What if the triune God never revealed Himself? Who would I worship?

Probably Virginia. Even if Virginia only included Augusta, Rockbridge, and Botetourt Counties, I would worship it. But it includes all the other counties, too! Especially Franklin and Henry.

Godlike in splendor. Idolizable if anything ever was.

…Had the opportunity to see a performance of Merchant of Venice at the American Shakespeare Center. The company executed the task with the usual aplomb. If they camped it up a bit, or indulged in tasteless physical comedy, they only did it to try to convey the humor of the text to their predominantly high-school-age audience.

The company also over-indulged, I think, in actually spitting on Shylock and Tubal. Does Shakespeare direct the actors to spit? No. The on-stage spittle only distracted us audience peoples. (Overheard in the bathroom: “Do they get paid extra since they spit on them?”)

The words, my friends! The words have more than enough bitterness of their own. The imprecations savor with plenty of verbal venom. Frinstance:

The devil can cite Scripture for his purpose.
An evil soul producing holy witness
Is like a villain with a smiling cheek,
A goodly apple rotten at the heart:
O, what a goodly outside falsehood hath!

or

Let me say ‘amen’ betimes, lest the devil cross my
prayer, for here he comes in the likeness of a Jew.

The key to the play? The fact that it explains the Parable of the Unforgiving Steward. (It explains the whole New Testament pretty well.) And Shylock’s humanity.

The usurer’s avarice, his malice against Antonio, his stubbornness: none of these are literally monstrous. His daughter breaks his heart by eloping–and taking the family jewels with her. He rails against the monetary loss with a lump in his throat. What really pains him? Jessica’s betrayal. And the fact that none of the other Venetian fathers can be bothered to give him the tiniest doit of commiseration. They think nothing of treating the Jew with hard-hearted contempt.

Of course, Shylock’s heart hardens to stone. His maniacal craze for vindication—for justice! my bond!—paints the perfect caricature of blinkered, zealous man: Absolutely dead to rights, within the point-of-view of the rifle-sight. Shylock’s bond has all the force of law, and who could really gainsay his legal reasoning?

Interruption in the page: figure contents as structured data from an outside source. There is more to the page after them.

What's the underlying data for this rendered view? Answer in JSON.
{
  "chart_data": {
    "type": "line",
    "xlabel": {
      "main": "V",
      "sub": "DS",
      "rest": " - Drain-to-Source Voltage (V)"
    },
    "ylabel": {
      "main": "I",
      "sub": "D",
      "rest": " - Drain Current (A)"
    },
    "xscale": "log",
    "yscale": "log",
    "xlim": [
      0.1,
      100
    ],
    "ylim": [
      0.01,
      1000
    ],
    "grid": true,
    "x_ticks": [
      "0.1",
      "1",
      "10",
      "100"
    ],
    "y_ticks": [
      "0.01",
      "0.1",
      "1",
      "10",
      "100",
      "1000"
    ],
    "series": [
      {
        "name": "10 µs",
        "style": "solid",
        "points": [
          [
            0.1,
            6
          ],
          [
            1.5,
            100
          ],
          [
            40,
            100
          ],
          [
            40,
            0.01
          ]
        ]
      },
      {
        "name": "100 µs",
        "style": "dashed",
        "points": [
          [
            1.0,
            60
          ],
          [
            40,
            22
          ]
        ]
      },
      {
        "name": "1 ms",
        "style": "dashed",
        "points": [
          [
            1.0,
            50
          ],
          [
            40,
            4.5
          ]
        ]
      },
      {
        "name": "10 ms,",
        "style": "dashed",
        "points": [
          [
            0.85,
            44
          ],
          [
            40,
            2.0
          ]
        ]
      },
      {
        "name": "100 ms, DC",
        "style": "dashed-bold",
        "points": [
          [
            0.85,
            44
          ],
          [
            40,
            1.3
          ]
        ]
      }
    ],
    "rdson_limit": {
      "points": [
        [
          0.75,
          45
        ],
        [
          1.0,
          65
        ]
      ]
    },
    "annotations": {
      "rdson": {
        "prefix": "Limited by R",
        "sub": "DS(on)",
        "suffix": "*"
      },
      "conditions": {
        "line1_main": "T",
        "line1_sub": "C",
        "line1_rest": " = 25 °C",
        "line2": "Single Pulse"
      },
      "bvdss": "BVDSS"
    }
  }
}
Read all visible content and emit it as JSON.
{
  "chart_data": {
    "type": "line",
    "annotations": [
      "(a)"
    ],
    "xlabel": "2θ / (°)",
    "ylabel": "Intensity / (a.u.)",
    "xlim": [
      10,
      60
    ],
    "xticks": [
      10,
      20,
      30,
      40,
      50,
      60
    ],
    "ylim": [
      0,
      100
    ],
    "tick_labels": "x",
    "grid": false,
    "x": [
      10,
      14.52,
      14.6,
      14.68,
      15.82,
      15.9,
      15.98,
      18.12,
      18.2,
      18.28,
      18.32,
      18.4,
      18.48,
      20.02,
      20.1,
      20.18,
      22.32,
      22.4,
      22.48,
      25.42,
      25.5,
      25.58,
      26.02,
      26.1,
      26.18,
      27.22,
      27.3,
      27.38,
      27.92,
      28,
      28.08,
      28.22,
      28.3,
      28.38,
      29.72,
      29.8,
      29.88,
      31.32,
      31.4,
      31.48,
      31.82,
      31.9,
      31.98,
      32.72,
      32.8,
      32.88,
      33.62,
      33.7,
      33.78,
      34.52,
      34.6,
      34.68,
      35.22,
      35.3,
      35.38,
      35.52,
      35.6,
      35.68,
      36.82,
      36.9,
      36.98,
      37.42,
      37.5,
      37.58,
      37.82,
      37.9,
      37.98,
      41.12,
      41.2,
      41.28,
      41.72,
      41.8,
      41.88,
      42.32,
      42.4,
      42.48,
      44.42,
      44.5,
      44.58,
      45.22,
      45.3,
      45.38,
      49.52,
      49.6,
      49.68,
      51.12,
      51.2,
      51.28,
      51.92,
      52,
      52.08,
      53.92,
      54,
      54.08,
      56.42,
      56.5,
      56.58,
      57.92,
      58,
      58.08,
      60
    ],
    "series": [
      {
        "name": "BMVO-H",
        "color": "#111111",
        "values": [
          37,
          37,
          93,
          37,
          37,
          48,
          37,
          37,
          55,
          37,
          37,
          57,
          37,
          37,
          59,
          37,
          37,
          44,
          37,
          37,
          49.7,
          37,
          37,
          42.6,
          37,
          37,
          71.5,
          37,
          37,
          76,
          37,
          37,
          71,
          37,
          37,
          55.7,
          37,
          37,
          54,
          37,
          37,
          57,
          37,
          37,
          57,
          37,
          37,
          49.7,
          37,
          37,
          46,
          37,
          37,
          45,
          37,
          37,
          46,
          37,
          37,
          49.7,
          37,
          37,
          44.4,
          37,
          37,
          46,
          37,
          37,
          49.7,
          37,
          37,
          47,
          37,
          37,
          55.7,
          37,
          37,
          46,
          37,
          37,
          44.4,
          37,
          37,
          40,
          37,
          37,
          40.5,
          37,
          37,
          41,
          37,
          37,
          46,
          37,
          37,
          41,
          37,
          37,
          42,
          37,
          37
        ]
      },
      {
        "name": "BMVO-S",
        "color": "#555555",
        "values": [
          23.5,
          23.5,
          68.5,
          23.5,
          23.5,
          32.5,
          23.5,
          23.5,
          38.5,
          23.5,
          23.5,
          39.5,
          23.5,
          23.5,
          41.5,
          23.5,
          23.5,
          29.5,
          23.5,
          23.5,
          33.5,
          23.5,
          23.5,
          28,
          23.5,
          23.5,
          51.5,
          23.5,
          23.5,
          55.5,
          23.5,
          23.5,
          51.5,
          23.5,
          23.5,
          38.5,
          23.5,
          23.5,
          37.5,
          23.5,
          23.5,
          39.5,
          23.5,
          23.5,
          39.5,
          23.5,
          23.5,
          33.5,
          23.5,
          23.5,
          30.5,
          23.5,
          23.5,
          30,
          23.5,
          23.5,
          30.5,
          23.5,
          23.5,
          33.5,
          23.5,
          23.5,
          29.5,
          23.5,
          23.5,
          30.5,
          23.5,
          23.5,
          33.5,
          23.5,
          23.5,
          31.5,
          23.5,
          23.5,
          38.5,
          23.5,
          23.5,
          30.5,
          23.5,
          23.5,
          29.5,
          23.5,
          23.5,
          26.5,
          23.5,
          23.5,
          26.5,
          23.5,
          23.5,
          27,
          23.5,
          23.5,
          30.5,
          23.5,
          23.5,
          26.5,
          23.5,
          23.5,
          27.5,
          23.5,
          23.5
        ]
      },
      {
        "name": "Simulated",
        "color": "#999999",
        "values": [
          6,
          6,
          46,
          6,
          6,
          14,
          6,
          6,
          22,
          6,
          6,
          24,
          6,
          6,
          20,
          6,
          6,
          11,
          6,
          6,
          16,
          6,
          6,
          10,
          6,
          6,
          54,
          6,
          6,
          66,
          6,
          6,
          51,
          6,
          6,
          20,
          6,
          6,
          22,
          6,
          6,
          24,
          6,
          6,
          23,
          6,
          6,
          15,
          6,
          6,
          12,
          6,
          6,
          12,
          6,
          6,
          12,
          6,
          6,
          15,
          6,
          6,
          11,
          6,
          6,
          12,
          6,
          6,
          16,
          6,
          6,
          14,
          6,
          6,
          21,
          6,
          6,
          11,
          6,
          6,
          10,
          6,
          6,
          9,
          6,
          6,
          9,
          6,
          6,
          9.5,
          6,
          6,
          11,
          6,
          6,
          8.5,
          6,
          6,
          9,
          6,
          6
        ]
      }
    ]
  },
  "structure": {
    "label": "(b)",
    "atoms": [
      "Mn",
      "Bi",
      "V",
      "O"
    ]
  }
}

But, outside what the scope takes in: an agent of justice stands with an axe, an axe that will fall on me, and his claim on me has much more to it than my claim does.

Where did the Venetian hard-heartedness begin? Did Shylock wrong a Christian first, or did a Christian wrong him first? The profoundest truth of the play rests on the fact that it has no interest whatsoever in answering this question.

In the end, the ladies turned lawyers, Portia and Nerissa, manage to turn the central theme of the tragedy—just retribution—into comedy. Their men, who protest their honor too much, wind up reduced to unimpressive and unconvincing stammerings to explain their own untruth.

Justice? Please. For man it is impossible. Better to try to make friends. With unassuming gentleness. Maybe even love.